Ryft, a big bata outfit that has products which offer ‘actionable intelligence from complex data’ has rolled out a new analytics platform that claims to be 200X faster than conventional hardware, in analyzing historical and streaming data simultaneously.
Dubbed, Ryft ONE, the new offering promises to provide actionable business insights by simultaneously analyzing up to 48 terabytes of historical and streaming data at an 10 gigabytes/second or faster. It claims to be the only commercial 1U platform capable of doing so.
“The loosely coupled, physically distributed compute-and-memory nodes of today’s high-end clusters turn daunting data analytics problems into IO bottlenecks that can slow solution times. The Ryft ONE platform aims to supercharge performance on challenging analytics workloads with a scalable 1U device designed for easy integration into existing server environments,” explains Steve Conway, IDC research vice president for high-performance computing and data analysis.

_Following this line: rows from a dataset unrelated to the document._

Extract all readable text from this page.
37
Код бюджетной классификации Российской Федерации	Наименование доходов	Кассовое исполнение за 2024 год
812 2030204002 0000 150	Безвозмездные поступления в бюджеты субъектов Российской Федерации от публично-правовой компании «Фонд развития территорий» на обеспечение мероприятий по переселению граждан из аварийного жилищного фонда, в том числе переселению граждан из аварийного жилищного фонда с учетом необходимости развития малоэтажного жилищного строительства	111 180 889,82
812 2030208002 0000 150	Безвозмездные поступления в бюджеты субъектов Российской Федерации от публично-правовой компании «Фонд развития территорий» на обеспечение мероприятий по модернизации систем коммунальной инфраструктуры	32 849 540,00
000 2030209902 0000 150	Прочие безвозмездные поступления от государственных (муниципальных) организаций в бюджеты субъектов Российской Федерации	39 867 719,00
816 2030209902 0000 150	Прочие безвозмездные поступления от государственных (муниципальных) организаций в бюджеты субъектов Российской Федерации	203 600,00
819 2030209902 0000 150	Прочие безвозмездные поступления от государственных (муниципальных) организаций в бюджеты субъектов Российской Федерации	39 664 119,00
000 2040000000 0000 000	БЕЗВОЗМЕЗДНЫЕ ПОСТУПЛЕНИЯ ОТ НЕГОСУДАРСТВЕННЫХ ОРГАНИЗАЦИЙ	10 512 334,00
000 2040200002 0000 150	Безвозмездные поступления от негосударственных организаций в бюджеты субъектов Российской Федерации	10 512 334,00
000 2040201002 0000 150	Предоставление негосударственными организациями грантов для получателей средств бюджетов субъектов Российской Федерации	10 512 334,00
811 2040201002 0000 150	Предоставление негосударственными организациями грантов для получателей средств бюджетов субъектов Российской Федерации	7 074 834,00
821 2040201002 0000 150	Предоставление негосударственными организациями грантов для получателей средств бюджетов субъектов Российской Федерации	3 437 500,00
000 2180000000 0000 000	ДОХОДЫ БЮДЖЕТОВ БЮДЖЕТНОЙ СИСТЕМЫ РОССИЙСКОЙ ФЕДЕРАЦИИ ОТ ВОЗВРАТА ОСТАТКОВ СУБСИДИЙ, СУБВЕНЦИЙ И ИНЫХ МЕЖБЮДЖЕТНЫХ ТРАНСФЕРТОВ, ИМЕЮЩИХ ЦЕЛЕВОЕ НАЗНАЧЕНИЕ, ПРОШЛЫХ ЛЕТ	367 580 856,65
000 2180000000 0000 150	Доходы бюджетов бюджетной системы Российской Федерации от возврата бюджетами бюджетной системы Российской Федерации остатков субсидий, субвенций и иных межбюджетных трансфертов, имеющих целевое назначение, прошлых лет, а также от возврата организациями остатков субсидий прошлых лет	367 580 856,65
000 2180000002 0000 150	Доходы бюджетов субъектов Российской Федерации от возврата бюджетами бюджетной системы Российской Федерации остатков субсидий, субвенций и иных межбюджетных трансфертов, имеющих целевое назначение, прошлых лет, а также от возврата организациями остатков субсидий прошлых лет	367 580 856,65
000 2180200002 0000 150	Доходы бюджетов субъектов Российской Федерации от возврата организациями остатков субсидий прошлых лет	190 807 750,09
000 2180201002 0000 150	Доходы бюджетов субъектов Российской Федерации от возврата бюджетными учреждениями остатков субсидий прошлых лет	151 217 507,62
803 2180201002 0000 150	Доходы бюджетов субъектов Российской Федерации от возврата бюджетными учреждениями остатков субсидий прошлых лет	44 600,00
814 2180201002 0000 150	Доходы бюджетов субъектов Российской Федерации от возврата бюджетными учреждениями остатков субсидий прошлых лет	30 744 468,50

“The Ryft ONE is also designed to accelerate both batch and streaming data — a dual requirement more and more user organizations face today,” he added.
Some features of the Ryft ONE :
- Ryft Analytics Cortex (RAC): Large-scale parallel, hardware-accelerated compute architecture that speeds historical and streaming data analytics, providing intelligence in real time at speeds of 10 gigabytes/second and faster.
- Ryft Algorithm Primitives (RAP) Library: Expanding collection of prebuilt algorithm components such as exact search, term frequency and fuzzy search that accelerate the development and execution of applications.
- Linux Front-end and Open API: Compliant with open standards to work with a wide range of visualization, scheduling, performance monitoring and systems management tools. Supports popular programming languages such as C/C++, Java, R, Python, Scala and others.
- High Performance With High Security: Analyzes SSL encrypted data without added latency to protect sensitive data without sacrificing performance. Data can be stored either encrypted or unencrypted, with no impact to analytics performance.
It has been under development for years now, the company says. The offering uses less power than a hair dryer and can store and “analyze the equivalent of the contents of Wikipedia in 4.5 seconds, without any data indexing, preprocessing, tuning or partitioning.”
According to benchmark tests conducted against the highest-performing in-memory solutions in early 2015, a single Ryft ONE bettered large Spark clusters of 100 to 200 nodes, at a 70 percent operational savings.